川本が志歩の背中に手を当ててくれており、志歩はその温かい手の温度を感じた。それが志歩を子供の頃のような気持ちにさせた。誰かに守られているという安心。
私はこの男に甘えたい、そう思った。
志歩がようやく泣き止んだ頃、川本は卵かけご飯と葱と豆腐の味噌汁を作って運んできた。
志歩はもうずっとまともな食事をしてこなかったので、吐いてしまうんじゃないかと思った。
しかし、食べ始めてみると、止まらなかった。
志歩は勢いよく箸で食べ物を掴み、バクバクと口の中に放り込んだ。
まるで腹を空かせた獣のように。
意志より先に身体が動いた。
志歩の肉体が、生きたいと叫んでいるようだった。
川本は、志歩を珍しい動物を見るかのような目で観察し、安心したように笑った。
そのうち疲れたようで、「今日は泊まっていく。」と言い、志歩の隣で眠ってしまった。
あの夢を見なくなった事について、川本はもう見る必要がなくなったからだと言った。
私はこの男に恋をしたのか?この男に助けを求めたのか?過去の自分を知る男だからか?自分に聞いてみても今ひとつ分からない。
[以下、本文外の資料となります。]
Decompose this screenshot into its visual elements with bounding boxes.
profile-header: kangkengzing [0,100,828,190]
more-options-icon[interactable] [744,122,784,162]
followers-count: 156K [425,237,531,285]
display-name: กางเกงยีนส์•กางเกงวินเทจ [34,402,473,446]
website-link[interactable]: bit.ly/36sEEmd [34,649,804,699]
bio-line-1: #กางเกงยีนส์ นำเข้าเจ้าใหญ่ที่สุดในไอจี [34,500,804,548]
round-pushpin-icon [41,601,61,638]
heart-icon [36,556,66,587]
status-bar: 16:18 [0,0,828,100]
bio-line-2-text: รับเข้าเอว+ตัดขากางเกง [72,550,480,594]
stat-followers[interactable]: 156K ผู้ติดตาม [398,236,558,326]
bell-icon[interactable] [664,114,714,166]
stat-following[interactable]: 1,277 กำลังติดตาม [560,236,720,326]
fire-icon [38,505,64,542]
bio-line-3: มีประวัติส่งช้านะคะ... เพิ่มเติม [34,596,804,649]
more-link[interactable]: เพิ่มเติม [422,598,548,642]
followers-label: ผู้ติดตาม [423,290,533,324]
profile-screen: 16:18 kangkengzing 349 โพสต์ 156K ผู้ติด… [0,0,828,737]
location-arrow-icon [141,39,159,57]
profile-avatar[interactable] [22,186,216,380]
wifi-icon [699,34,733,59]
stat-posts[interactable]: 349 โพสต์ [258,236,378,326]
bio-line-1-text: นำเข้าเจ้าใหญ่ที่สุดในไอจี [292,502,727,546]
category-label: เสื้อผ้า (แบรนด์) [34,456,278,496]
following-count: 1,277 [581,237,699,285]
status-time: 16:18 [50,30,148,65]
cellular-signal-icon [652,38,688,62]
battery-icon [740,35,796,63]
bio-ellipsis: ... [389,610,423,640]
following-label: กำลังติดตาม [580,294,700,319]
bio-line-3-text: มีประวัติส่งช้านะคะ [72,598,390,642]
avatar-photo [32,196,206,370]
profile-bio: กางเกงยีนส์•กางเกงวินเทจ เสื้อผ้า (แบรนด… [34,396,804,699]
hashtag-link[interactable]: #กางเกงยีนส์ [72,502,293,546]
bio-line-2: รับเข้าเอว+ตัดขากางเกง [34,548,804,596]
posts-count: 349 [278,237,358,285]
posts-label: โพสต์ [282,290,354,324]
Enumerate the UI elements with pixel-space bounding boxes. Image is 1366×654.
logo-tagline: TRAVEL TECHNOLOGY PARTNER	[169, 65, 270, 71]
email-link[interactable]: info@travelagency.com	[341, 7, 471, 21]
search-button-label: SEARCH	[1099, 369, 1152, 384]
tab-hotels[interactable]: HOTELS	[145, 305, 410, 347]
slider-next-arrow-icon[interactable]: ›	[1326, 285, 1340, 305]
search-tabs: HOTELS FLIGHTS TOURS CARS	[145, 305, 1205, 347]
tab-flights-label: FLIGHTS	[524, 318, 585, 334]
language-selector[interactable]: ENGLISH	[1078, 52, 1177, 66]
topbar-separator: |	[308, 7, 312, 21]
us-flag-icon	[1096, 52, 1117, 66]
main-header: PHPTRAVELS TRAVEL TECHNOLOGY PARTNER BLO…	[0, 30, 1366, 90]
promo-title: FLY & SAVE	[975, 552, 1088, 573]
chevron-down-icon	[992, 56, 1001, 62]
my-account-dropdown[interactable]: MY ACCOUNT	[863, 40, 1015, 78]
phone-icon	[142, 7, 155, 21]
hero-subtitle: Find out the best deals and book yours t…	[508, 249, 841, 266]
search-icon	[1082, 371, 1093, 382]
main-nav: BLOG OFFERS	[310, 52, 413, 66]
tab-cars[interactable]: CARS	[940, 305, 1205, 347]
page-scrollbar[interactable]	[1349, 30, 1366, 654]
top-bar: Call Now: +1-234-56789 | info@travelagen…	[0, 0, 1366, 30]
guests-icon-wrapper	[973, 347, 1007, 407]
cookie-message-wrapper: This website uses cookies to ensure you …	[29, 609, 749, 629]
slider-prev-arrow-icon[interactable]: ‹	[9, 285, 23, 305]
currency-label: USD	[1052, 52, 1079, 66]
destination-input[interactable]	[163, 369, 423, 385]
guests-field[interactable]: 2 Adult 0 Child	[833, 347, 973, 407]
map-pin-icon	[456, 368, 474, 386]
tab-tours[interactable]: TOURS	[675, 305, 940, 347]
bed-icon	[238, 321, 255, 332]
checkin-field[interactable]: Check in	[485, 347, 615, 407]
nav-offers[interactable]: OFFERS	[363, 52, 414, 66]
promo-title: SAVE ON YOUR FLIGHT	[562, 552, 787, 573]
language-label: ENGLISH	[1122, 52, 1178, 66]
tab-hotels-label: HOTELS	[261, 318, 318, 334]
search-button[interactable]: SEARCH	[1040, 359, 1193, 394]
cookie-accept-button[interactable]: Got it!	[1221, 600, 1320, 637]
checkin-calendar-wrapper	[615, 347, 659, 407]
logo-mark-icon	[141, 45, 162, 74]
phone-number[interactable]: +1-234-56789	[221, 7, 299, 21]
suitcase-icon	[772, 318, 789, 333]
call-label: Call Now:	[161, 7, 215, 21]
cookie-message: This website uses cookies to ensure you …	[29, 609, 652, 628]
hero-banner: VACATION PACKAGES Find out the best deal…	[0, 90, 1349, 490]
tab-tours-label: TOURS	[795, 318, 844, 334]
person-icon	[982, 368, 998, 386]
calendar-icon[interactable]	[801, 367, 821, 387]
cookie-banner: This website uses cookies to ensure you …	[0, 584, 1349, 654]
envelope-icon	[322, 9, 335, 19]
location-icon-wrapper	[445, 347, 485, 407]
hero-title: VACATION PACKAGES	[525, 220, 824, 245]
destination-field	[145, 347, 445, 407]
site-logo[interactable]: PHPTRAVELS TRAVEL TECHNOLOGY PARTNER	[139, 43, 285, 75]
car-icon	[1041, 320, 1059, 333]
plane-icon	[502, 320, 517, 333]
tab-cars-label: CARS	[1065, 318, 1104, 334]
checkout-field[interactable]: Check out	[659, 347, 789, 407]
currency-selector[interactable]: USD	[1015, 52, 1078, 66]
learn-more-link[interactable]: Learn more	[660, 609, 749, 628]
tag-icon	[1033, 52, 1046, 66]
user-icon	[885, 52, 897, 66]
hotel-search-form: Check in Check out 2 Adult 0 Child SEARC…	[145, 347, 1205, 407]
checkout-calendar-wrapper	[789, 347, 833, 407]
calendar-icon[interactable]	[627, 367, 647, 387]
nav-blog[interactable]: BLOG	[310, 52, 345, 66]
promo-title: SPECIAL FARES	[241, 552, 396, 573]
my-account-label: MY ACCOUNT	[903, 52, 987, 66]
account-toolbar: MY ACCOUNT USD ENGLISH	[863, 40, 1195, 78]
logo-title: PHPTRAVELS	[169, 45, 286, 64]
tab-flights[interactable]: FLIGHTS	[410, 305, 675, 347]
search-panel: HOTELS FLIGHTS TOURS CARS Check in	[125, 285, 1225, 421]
ただ、もう終わらせたかったのかもしれない。妄想する事をやめたかった。誰かに気付いてもらいたかった。鍵をかけた箱を開けて欲しかった。
愛に枯渇した魂を持て余す生活を、終わらせたかった。
明日、起きたら明日香に電話を掛けよう。職場にも電話して、休んでた事を謝罪して辞める事を伝えよう。志歩は自分が何をすべきか、明確に理解できた。
頭の中が整理されていた。
清々しい気持ちになってベランダへ出た。
三日月が見えた。
秋の夜風は冷たく、火照った志歩の身体にはちょうど良い。
その時、ふと、志歩はある事に気付いた。
自分の右頭上にいつもいた、魂がいなくなっていたのだ。
「おかえり。」
志歩は言って、部屋の中に戻ると、川本の横で一緒に眠った。